While screening at the border for disease has been effective in detecting cases like SARS and mad-cow disease, the illegal crossings of humans and animals still pose a threat. Smuggled animals and unchecked illegal immigration continue to be a disaster for disease control in this country. Just this year, exotic animals with monkeypox smuggled from Africa infected American prairie dogs, which then infected humans with the disease. Additionally, hundreds of thousands of illegal immigrants cross into the United States without health screening. Today more than 7,000 people in this country suffer from leprosy, once considered a rare disease here. Many of those infected immigrated from areas with leprosy problems, like Mexico and Brazil.

Last year, the Centers for Disease Control and Prevention found that foreign-born people accounted for more than half of all cases of tuberculosis in the United States. In fact, the rate of TB for nonnative-born people in the United States is eight times as high as for people born here. The CDC also found that the top five countries of origin of TB cases were Mexico, the Philippines, Vietnam, India, and China.

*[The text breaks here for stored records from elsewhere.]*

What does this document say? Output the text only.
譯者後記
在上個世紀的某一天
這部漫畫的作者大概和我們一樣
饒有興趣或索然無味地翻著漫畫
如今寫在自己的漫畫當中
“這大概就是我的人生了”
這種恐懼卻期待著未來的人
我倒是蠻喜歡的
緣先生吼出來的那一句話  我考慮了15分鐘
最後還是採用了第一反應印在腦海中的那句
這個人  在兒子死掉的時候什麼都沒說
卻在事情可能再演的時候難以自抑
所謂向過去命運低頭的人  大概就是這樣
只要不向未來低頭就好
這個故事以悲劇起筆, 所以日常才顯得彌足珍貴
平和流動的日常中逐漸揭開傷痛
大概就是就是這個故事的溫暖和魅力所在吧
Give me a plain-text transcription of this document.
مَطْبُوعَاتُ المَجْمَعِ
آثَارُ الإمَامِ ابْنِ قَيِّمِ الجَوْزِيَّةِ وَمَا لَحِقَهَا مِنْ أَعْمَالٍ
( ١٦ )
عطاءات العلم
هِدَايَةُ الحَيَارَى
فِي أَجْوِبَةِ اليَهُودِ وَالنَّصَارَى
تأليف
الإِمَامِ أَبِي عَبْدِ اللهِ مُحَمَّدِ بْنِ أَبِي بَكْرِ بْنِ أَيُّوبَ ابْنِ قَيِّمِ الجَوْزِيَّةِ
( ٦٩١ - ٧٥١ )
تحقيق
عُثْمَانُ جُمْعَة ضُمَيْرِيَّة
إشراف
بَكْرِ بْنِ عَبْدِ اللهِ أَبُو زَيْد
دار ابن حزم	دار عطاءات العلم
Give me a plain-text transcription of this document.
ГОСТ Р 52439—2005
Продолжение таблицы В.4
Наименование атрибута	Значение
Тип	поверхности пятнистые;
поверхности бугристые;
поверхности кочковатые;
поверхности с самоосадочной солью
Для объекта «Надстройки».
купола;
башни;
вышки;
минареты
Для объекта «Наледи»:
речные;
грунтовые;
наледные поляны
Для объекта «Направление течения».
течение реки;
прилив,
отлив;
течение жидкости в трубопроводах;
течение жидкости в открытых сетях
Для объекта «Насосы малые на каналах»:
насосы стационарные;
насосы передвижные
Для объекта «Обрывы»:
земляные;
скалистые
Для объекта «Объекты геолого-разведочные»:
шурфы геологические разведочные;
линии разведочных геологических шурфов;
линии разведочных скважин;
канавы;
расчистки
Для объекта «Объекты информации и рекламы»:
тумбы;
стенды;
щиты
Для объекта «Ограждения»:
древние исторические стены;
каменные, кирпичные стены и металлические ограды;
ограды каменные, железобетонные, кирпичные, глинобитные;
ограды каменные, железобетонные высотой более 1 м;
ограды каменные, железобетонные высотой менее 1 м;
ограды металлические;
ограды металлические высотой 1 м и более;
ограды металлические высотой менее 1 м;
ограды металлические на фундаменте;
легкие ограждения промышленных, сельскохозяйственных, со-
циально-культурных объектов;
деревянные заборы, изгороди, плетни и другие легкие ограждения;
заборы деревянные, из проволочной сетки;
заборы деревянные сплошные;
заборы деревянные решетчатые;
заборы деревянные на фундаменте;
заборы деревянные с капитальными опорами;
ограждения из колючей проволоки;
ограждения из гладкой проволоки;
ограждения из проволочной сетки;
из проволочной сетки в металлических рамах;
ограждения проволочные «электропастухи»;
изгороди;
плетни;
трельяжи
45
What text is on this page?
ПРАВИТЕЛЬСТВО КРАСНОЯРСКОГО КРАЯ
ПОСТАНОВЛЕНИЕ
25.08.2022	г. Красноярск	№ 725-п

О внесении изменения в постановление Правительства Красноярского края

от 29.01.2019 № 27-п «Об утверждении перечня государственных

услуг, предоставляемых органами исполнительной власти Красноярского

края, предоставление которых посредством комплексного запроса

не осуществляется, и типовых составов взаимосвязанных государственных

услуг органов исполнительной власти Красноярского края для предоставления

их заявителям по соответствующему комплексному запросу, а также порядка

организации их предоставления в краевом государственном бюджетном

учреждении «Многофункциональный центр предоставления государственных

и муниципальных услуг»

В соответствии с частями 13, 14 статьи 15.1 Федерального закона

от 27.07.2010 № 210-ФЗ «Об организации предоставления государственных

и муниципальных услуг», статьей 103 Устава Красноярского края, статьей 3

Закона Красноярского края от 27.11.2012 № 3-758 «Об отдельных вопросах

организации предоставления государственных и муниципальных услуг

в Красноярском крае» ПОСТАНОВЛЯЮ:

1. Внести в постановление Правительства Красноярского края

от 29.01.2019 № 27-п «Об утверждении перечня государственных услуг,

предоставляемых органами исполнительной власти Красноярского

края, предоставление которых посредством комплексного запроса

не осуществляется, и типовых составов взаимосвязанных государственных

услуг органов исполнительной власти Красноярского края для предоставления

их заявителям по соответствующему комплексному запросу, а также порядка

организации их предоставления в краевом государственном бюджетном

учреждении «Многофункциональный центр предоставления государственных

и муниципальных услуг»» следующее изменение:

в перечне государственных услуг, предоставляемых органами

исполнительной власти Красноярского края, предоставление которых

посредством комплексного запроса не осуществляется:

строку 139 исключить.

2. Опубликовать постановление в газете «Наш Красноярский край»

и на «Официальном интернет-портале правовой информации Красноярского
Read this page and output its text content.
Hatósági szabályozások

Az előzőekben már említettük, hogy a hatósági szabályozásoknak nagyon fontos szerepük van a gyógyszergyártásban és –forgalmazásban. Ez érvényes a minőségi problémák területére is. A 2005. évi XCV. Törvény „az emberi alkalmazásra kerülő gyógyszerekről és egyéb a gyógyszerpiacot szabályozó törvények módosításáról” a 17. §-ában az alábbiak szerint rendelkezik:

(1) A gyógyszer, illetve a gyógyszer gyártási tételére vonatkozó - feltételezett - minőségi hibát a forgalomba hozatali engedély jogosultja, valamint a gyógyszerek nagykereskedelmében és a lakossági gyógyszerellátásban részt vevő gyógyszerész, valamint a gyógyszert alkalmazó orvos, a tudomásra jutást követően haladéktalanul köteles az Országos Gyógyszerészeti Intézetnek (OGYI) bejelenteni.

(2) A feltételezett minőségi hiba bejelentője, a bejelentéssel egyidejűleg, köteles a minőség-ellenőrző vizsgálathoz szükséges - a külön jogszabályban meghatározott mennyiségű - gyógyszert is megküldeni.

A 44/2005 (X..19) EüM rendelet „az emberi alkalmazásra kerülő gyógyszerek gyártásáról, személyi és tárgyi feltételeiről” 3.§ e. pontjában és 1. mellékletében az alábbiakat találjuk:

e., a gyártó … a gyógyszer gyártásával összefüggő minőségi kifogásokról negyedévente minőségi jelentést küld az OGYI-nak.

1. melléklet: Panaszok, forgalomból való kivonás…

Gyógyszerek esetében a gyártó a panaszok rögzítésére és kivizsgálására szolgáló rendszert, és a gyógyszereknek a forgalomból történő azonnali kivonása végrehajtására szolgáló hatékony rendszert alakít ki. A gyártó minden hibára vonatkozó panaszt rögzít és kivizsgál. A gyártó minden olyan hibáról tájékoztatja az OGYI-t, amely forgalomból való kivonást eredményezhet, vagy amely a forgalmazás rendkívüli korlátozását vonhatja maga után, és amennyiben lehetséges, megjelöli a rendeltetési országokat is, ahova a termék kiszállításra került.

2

Rep. Tom Tancredo, a Colorado Republican, has introduced legislation to help protect our borders. Tancredo told me that the measure would require "a significant increase in the number of border patrol authorized, actually 20,000 authorized." And, "it encourages the president to use the military on the border," he says. Unfortunately, Tancredo has not yet gotten the support for the legislation that he hopes for.

Invasive species and disease from overseas present a largely overlooked risk to our welfare, one that we must vigorously attack on all fronts. At the very least, we need better inspection standards for goods entering this country and better controls on animals and people crossing our borders. Two years after 9/11, our borders are still wide open. That is simply unacceptable.